I hadn’t realised until it was mentioned in a panel, but this was Wordstock’s last year at the Oregon Convention Center. There will be no Wordstock festival in 2014, and then the next event will be in spring 2015 at Portland State University.
It’s an intriguing move, with the reasons cited for both the venue change and the calendar change seeming pretty appropriate for the festival’s goals. I haven’t been inside any of the PSU buildings, although it’s a nice campus so I am quite looking forward to seeing how Wordstock works in its new home. I also like that I will only need to get a single bus: no hopping onto the MAX for the last section.
Of course, given this year’s collision with the Portland Marathon, it seems inevitable that the new date will collide with some other well-established Portland running event – I’m betting on the Cinco de Mayo run, since that route passes right through the PSU campus.
But, enough of Wordstocks to come – what about the Wordstock just past?
I attended on the Sunday and booked three workshops. My thinking in booking these was that three workshops cost the same as two, but the effect was of an excessively busy schedule – it reminded me more of my week at OSCON back in 2005 than a literary event. One effect was that I only attended one panel, which I regret.
Still, the workshops were interesting and useful.
“How to Write Stunning Sentences” was a very rapid overview of sentence structure and how to expand a sentence to achieve certain effects. The ideas of left-, mid-, and right-branching sentences were new to me, and when the discussion drifted into rhetorical devices I knew this was a workshop I had made a wise choice in attending.
“Outlining It Might Not Kill You” was less information-dense, but still engaging. The discussion of different levels of complexity in outlining was fascinating, and although I didn’t necessarily learn anything which really changes what I will do it did give me more context to think about rising and falling tension, action, jeopardy, and other elements. This was also the one workshop where I ran into someone I knew, a colleague from the day job.
“Writers and Social Media” was the workshop which most changed my way of thinking, however. Obviously I am not a complete neophyte when it comes to Teh Intertoobs since I have this blog, and I use Facebook, Google+, and Linked In for their appropriate strengths, but my Twitter account has sat largely unused.
This will change.
I’ll post my Twitter handle once that change has happened.
I talked to a few folks in the exhibition hall, but I was mostly wanting to collect information on editing services for comparison purposes. I’m not at a point where it’s worth employing an editor, but I will be soon I hope.

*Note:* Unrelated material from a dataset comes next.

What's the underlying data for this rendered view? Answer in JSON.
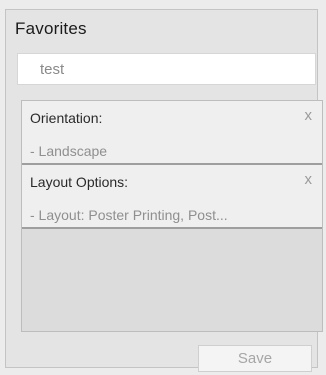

Good conversations and good information.
Of course I bought books.
“A Simplified Map of the Real World” by Stevan Allred was one I wanted to pick up from Forest Avenue Press. It’s published by a friend and I’ve talked to the author a couple of times so obviously I want to support that, but I am very much looking forward to reading it. The design is gorgeous, certainly. I’ll write more about it once I have actually read it.
“The Productive Writer” by Sage Cohen is one I meant to pick up at last year’s show after attending the author’s workshop, but I have it now. I also found out that Laura Stanfill had it in her stack of writing guides which she talked about in the panel she was on.
“Burn Wild” by Christi Krug was also in Laura’s stack, and in fact I picked this up because of Laura’s association with Christi. Anyway, this looks like an inspiring that I am looking forward to reading.
The one that got away this time is “The Writer’s Notebook” from Tin House – I bought “The Writer’s Notebook II” last year and devoured it.
So, that was my Wordstock. How was yours?